然而清朝不仅渡过难关,还很快进入一个在中文历史著作中称之为“盛世”,而在西方名为High Qing的时代。其成功的重要原因之一是在整个“漫长的18世纪”(long eighteenth century)中,清朝幸运地拥有三位非常能干、勤奋且长寿(这也是很重要的因素,其中两位在位时间均超过60年)的君主,分别为康熙、雍正与乾隆。
康熙(1662—1722年在位)普遍被认为是中国历史上最伟大的皇帝之一。1669年康熙16岁时,毅然决然地对抗当初将他扶上皇位的辅政大臣们,详列罪状将为首的鳌拜等人逮捕入狱,不久鳌拜死于狱中。热爱满洲式狩猎的康熙皇帝亦是相当成功的军事统帅,除亲率大军平定三藩之乱与征服内亚之外,同时也是卓越、有创新精神的行政管理者。康熙拥有广博好学之心及缜密心思,热衷听讲各思想学派(包括从西方来的传教士)的演说与辩论。他公开演证科学与数学的原理,而且喜欢炫耀自己掌握要领、熟记细节的程度。借由支持耶稣会教士学者,他涉猎西方药学与解剖学。他也赞助出版《全唐诗》和其他大部头文选,并主导编纂《康熙字典》,作为中国语文的权威辞书。
图4 手持毛笔的康熙皇帝(北京故宫博物院藏)
在此之外,康熙也是个相当感性的人,思及自己的子民和养育60多名子女的苦与乐(然而他们似乎常常让他失望),以及自己的情绪皆使其感触良深。想到衰老与死亡,他写道:
不忍弃病笃老者于不顾。以钱资助为其医治,亦请故友与其话家常,无论垂老之忠臣、朕兄弟之奴才或在长城塞外受水肿之苦的耶稣会教士翟敬臣(Charles Dolzé)或是宫中年老公主。如朕之姑母、皇太极之女,固伦淑慧长公主,在京城年老垂死之际,朕经常去探望,打理一切所需。公主终以含笑而逝,安享天年。……吾等亦可馈送礼品讨老者欢心。过去每年固伦淑慧长公主进献太皇太后与朕油凝乳饼及羊腊,吾等则回赠貂皮袍褂、黑狐皮衣与绸缎。朕必择其所需,投其所好。倘若此礼为任意进奉,朕亦以等物回报,如此相互易物,实无意义。……孝亲乃人之常情,无须繁文缛节、刻意造访。

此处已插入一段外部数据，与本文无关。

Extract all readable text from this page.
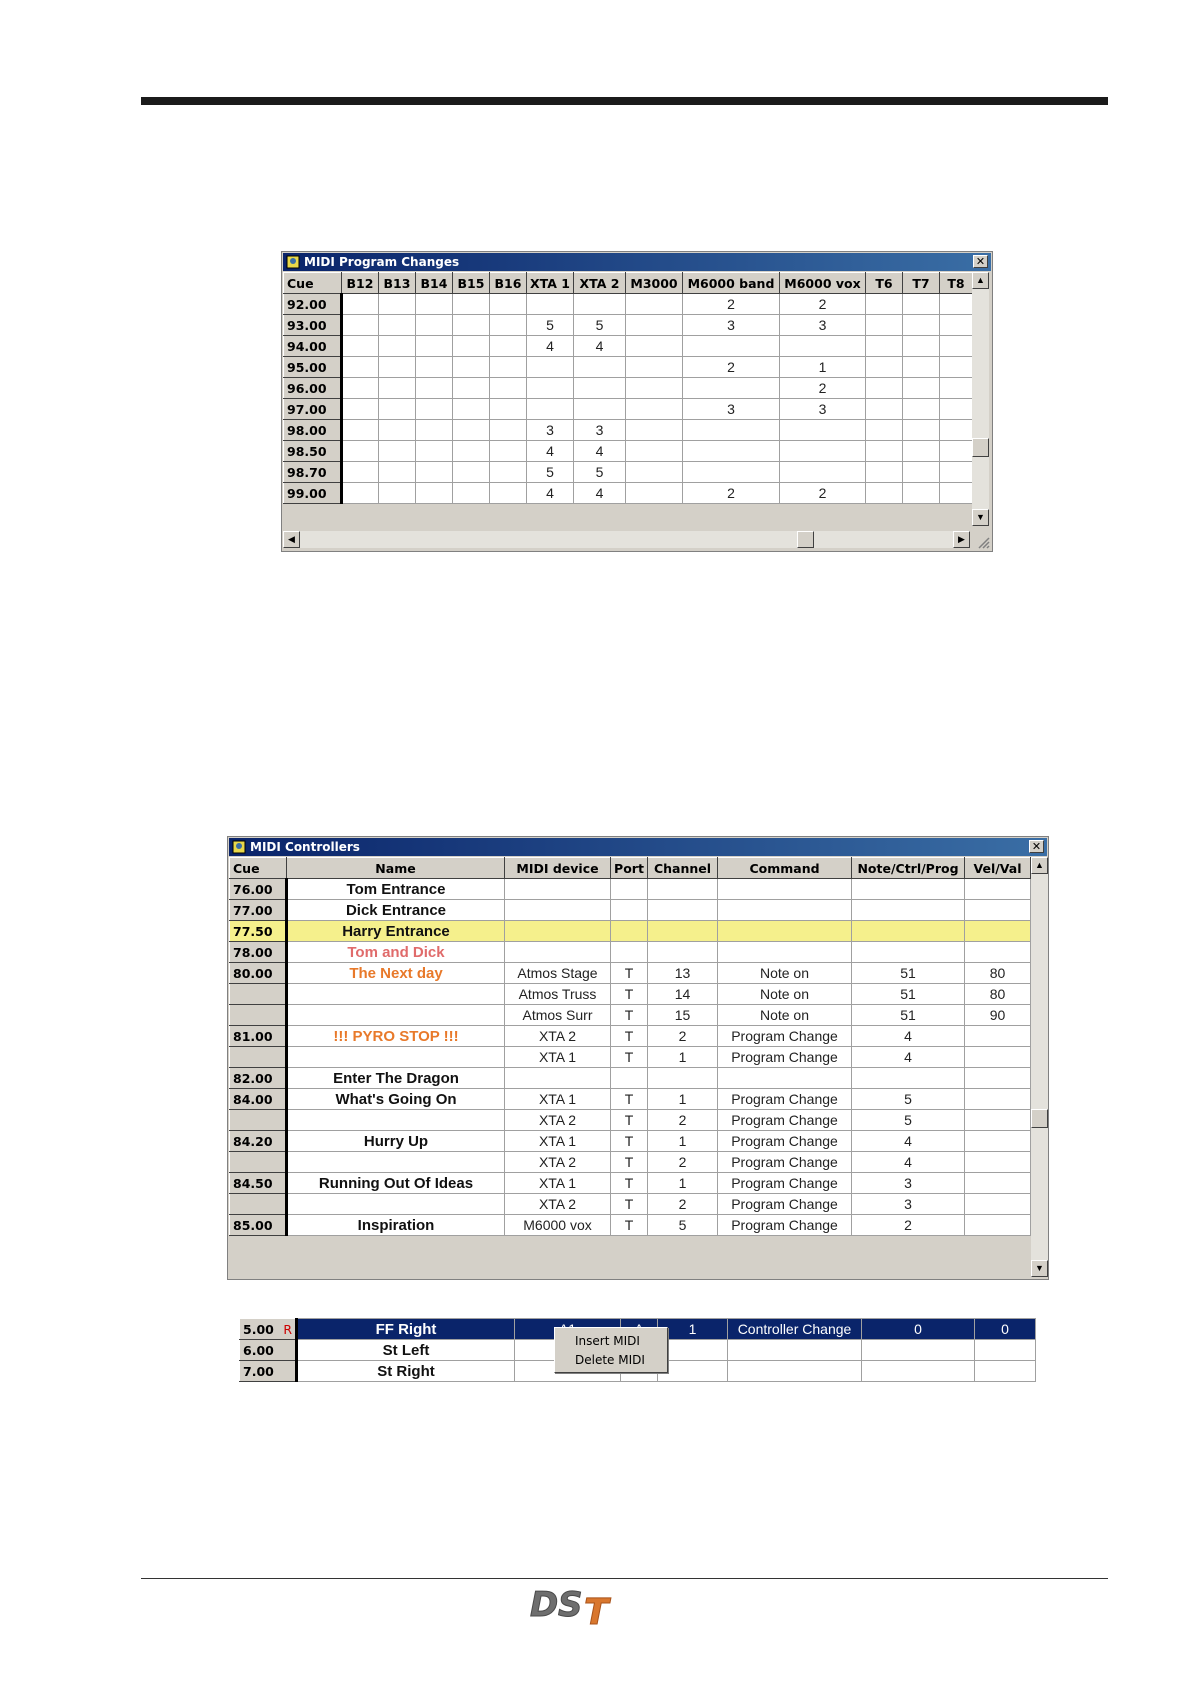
MIDI Program Changes	✕
Cue	B12	B13	B14	B15	B16	XTA 1	XTA 2	M3000	M6000 band	M6000 vox	T6	T7	T8
92.00									2	2			
93.00						5	5		3	3			
94.00						4	4						
95.00									2	1			
96.00										2			
97.00									3	3			
98.00						3	3						
98.50						4	4						
98.70						5	5						
99.00						4	4		2	2			
▲
▼
◀	▶
MIDI Controllers	✕
Cue	Name	MIDI device	Port	Channel	Command	Note/Ctrl/Prog	Vel/Val
76.00	Tom Entrance						
77.00	Dick Entrance						
77.50	Harry Entrance						
78.00	Tom and Dick						
80.00	The Next day	Atmos Stage	T	13	Note on	51	80
		Atmos Truss	T	14	Note on	51	80
		Atmos Surr	T	15	Note on	51	90
81.00	!!! PYRO STOP !!!	XTA 2	T	2	Program Change	4	
		XTA 1	T	1	Program Change	4	
82.00	Enter The Dragon						
84.00	What's Going On	XTA 1	T	1	Program Change	5	
		XTA 2	T	2	Program Change	5	
84.20	Hurry Up	XTA 1	T	1	Program Change	4	
		XTA 2	T	2	Program Change	4	
84.50	Running Out Of Ideas	XTA 1	T	1	Program Change	3	
		XTA 2	T	2	Program Change	3	
85.00	Inspiration	M6000 vox	T	5	Program Change	2	
▲
▼
5.00 R	FF Right			1	Controller Change	0	0
6.00	St Left						
7.00	St Right						
Insert MIDI
Delete MIDI
D S T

或许康熙最著名、影响最深远的政策来自他长久统治的晚年。1713年,康熙皇帝宣称帝国的经济生产已经恢复到明代时的高峰,而其朝臣进行多时的地籍清丈业已完成,政权的财政基础因此可以长久稳固。虽然新的土地还可能继续开发,来满足人口增长的需求,而这些土地也或许能适当地课税,然而康熙认为未来将永远没必要再提高田赋的基本税率。即使新的技术、作物选择与商业化可能会让这些田地的生产力大增,也永远不再加税。

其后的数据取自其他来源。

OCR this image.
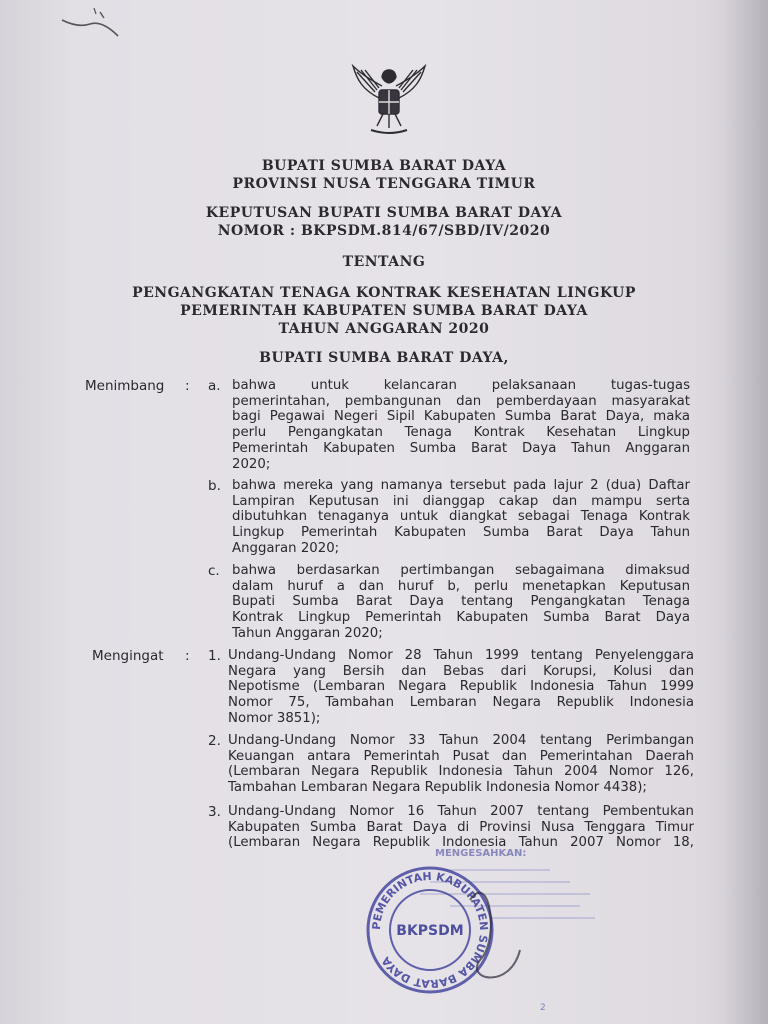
BUPATI SUMBA BARAT DAYA
PROVINSI NUSA TENGGARA TIMUR
KEPUTUSAN BUPATI SUMBA BARAT DAYA
NOMOR : BKPSDM.814/67/SBD/IV/2020
TENTANG
PENGANGKATAN TENAGA KONTRAK KESEHATAN LINGKUP
PEMERINTAH KABUPATEN SUMBA BARAT DAYA
TAHUN ANGGARAN 2020
BUPATI SUMBA BARAT DAYA,
Menimbang : a. bahwa untuk kelancaran pelaksanaan tugas-tugas
pemerintahan, pembangunan dan pemberdayaan masyarakat
bagi Pegawai Negeri Sipil Kabupaten Sumba Barat Daya, maka
perlu Pengangkatan Tenaga Kontrak Kesehatan Lingkup
Pemerintah Kabupaten Sumba Barat Daya Tahun Anggaran
2020;
b. bahwa mereka yang namanya tersebut pada lajur 2 (dua) Daftar
Lampiran Keputusan ini dianggap cakap dan mampu serta
dibutuhkan tenaganya untuk diangkat sebagai Tenaga Kontrak
Lingkup Pemerintah Kabupaten Sumba Barat Daya Tahun
Anggaran 2020;
c. bahwa berdasarkan pertimbangan sebagaimana dimaksud
dalam huruf a dan huruf b, perlu menetapkan Keputusan
Bupati Sumba Barat Daya tentang Pengangkatan Tenaga
Kontrak Lingkup Pemerintah Kabupaten Sumba Barat Daya
Tahun Anggaran 2020;
Mengingat : 1. Undang-Undang Nomor 28 Tahun 1999 tentang Penyelenggara
Negara yang Bersih dan Bebas dari Korupsi, Kolusi dan
Nepotisme (Lembaran Negara Republik Indonesia Tahun 1999
Nomor 75, Tambahan Lembaran Negara Republik Indonesia
Nomor 3851);
2. Undang-Undang Nomor 33 Tahun 2004 tentang Perimbangan
Keuangan antara Pemerintah Pusat dan Pemerintahan Daerah
(Lembaran Negara Republik Indonesia Tahun 2004 Nomor 126,
Tambahan Lembaran Negara Republik Indonesia Nomor 4438);
3. Undang-Undang Nomor 16 Tahun 2007 tentang Pembentukan
Kabupaten Sumba Barat Daya di Provinsi Nusa Tenggara Timur
(Lembaran Negara Republik Indonesia Tahun 2007 Nomor 18,
MENGESAHKAN:
PEMERINTAH KABUPATEN SUMBA BARAT DAYA
BKPSDM
2
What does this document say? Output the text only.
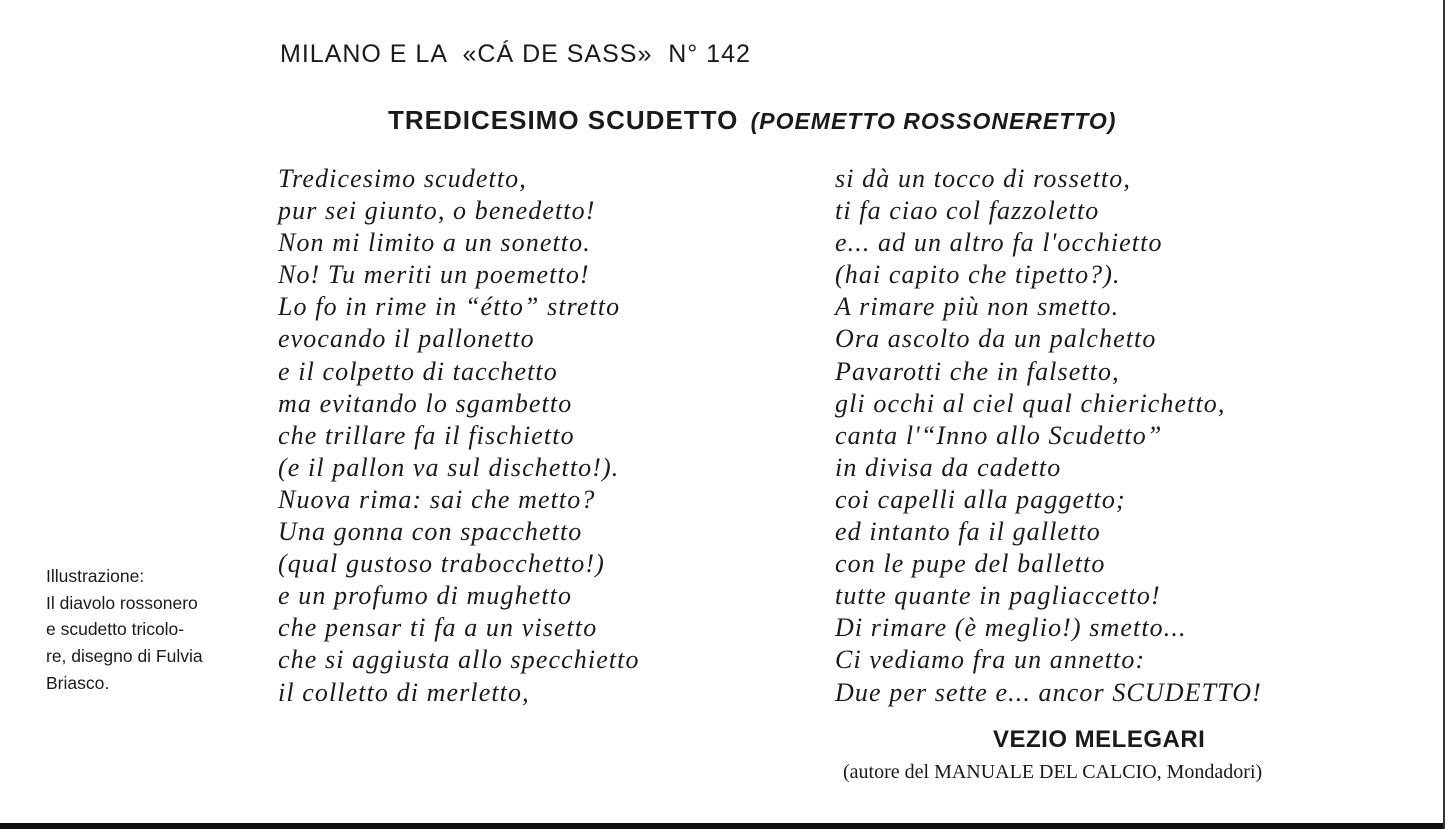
MILANO E LA  «CÁ DE SASS»  N° 142
TREDICESIMO SCUDETTO (POEMETTO ROSSONERETTO)
Tredicesimo scudetto,
pur sei giunto, o benedetto!
Non mi limito a un sonetto.
No! Tu meriti un poemetto!
Lo fo in rime in “étto” stretto
evocando il pallonetto
e il colpetto di tacchetto
ma evitando lo sgambetto
che trillare fa il fischietto
(e il pallon va sul dischetto!).
Nuova rima: sai che metto?
Una gonna con spacchetto
(qual gustoso trabocchetto!)
e un profumo di mughetto
che pensar ti fa a un visetto
che si aggiusta allo specchietto
il colletto di merletto,
si dà un tocco di rossetto,
ti fa ciao col fazzoletto
e... ad un altro fa l'occhietto
(hai capito che tipetto?).
A rimare più non smetto.
Ora ascolto da un palchetto
Pavarotti che in falsetto,
gli occhi al ciel qual chierichetto,
canta l'“Inno allo Scudetto”
in divisa da cadetto
coi capelli alla paggetto;
ed intanto fa il galletto
con le pupe del balletto
tutte quante in pagliaccetto!
Di rimare (è meglio!) smetto...
Ci vediamo fra un annetto:
Due per sette e... ancor SCUDETTO!
Illustrazione:
Il diavolo rossonero
e scudetto tricolo-
re, disegno di Fulvia
Briasco.
VEZIO MELEGARI
(autore del MANUALE DEL CALCIO, Mondadori)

康熙永不加税的宣告让他的后继者尽管面对膨胀的经济发展、越来越复杂的社会和一系列戏剧性的新挑战,也只能从国家的生产中,分配到日渐减少的财政收入来治理国家。他们将不得不找各种方法增加政府的收入,如在农业生产上加增许多杂税,或从其他产业经济课税。但孝道的原则让他们永远不能违抗康熙的誓约,只能维持1713年的基本田赋税制。于是到19世纪时,清朝中央政府才意识到自己一直陷于财政短绌的状态。
图5 雍正皇帝,朝服像轴(北京故宫博物院藏)
爱新觉罗·胤禛,即雍正皇帝(1723—1735年在位),与他的父亲相当不同。在康熙可能继位的15个年纪较长的儿子中,排行第四的胤禛显然不是最受钟爱的。他无情地除去任何可能反对他继位的兄弟,忍受着夺权篡位的谣言。胤禛即位时将近45岁,他对父亲执政末期需要修正的问题已了然于胸。虽在位仅13年,但雍正利用这短暂时间在清帝国,乃至中国接下来的历史留下了不能抹灭的印记。据说他是位性情直率之人,没有父亲的逞强、好炫耀,或文雅学识与美学品位。在他身边的都是他从下层满洲贵族或从出身低微且常常是来自边疆地带的汉人中提拔上来的官员,都一样地坦率敢言。雍正经常在政策制定前邀集这些朝臣给予他谏言批评,以一种共议、务实的精神行事。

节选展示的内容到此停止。